El burro del otro mundo

 

Cuando yo era joven, vivía en un pueblo muy pequeño; apenas unas cuantas casas escondidas entre los montecillos. En ese tiempo no teníamos luz eléctrica y en las noches caía por completo la oscuridad, así que la gente prefería encerrarse a dormir temprano.

Yo tenía tres amigos muy traviesos; me acuerdo que nos reuníamos en las tardes y a alguno de nosotros siempre se le ocurría una broma para burlarse de los demás. Por eso, a veces nos disfrazábamos de fantasmas y otros imitábamos a la Llorona en plena madrugada.
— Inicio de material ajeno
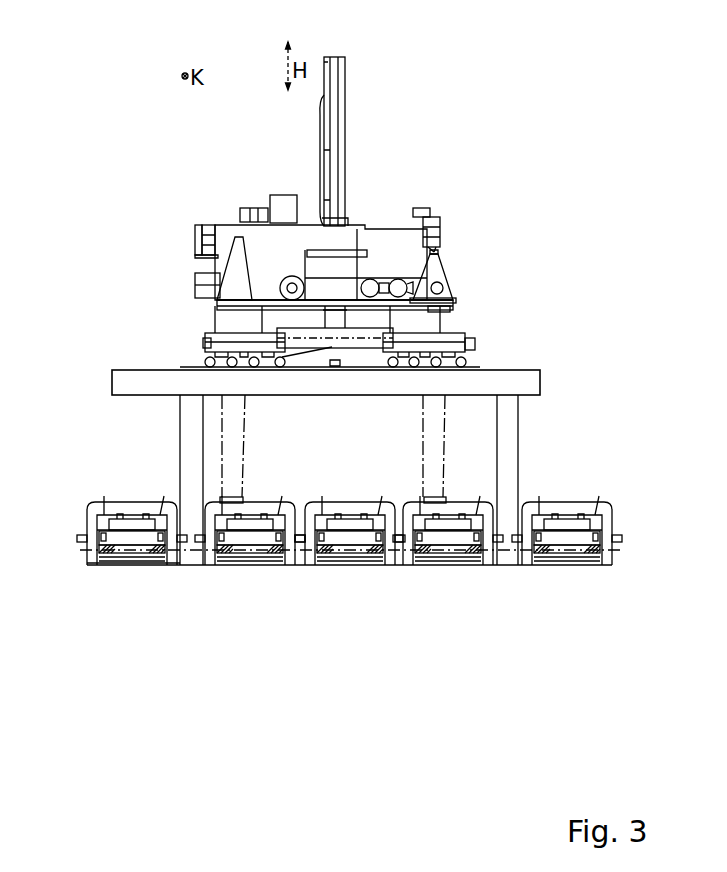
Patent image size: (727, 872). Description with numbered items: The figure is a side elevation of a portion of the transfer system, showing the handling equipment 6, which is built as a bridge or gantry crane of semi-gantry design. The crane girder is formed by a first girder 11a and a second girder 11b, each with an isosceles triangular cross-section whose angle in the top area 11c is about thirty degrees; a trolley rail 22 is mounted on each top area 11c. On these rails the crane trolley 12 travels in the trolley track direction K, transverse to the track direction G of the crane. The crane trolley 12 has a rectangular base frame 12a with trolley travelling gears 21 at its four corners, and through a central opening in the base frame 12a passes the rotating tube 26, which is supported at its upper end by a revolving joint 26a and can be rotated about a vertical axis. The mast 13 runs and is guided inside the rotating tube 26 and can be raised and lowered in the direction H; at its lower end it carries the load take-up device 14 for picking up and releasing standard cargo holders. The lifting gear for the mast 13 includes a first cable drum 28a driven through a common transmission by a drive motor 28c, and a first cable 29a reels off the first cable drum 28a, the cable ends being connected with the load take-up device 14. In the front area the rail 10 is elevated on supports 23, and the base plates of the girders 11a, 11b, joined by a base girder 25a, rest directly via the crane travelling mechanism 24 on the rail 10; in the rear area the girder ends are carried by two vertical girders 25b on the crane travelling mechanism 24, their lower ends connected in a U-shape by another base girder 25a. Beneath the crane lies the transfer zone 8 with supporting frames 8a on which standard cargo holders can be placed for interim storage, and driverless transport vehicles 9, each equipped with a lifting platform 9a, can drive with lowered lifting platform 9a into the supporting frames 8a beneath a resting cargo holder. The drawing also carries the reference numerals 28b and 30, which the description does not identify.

Claro que nuestros juegos asustaban mucho a la gente del pueblo. Todo el día siguiente se oía hablar de aparecidos y nadie quería salir de su casa después del anochecer.

En una ocasión, mis amigos y yo nos quedamos platicando hasta la madrugada. Habíamos caminado al bosque para que nadie nos oyera. Aunque las nubes ocultaban la luna y las estrellas, y nos rodeaba la oscuridad, ninguno sentía miedo.

Por el contrario, estábamos muy divertidos inventando una nueva travesura. De pronto, se escucharon fuertes balidos, parecidos a los de un chivo. Todos nos quedamos en silencio. El sonido venía de lo alto de un cerro y se acercaba a nosotros. Volteamos a vernos sin saber qué hacer; en eso, sentimos escalofrío al oír unos aullidos horribles.

Yo me asusté mucho, pero fingí que no tenía miedo. Lo más calmado que pude, le sugerí a mis amigos que cada quien regresara a su casa, porque ya era muy tarde. Ellos también aparentaban estar tranquilos y aceptaron mi idea, pero en cuanto avanzamos unos pasos, se paró frente a nosotros un burro que salió de la nada. El animal nos veía fijamente y golpeaba la tierra con uno de sus cascos delanteros.

Quise continuar mi camino, pero el burro se interpuso. Entonces, uno de los muchachos dijo que si montábamos al animal llegaríamos más pronto a nuestras casas. A pesar de que parecía buena idea, ninguno de los cuatro daba el primer paso. Por fin me decidí y monté al burro, después lo hicieron los demás.

En ese momento, el burro echó a correr rapidísimo hacia el estanque del manantial, que tenía más de dos metros de profundidad. Estábamos asustados porque no sabíamos nadar, pero no pudimos detener la carrera del animal; en cuanto llegó al estanque dio un gran salto y poco antes de que cayéramos al agua, desapareció.

Casi nos ahogamos; yo sentía que me hundía cada vez más, hasta que logré detenerme de las ramas de un árbol que colgaban cerca del agua. Salí como pude, gracias a eso ayudé a los otros a hacerlo. Tardamos un rato en serenarnos, luego cada quien corrió a esconderse a su casa. A partir de ese día, no volvimos a salir de noche.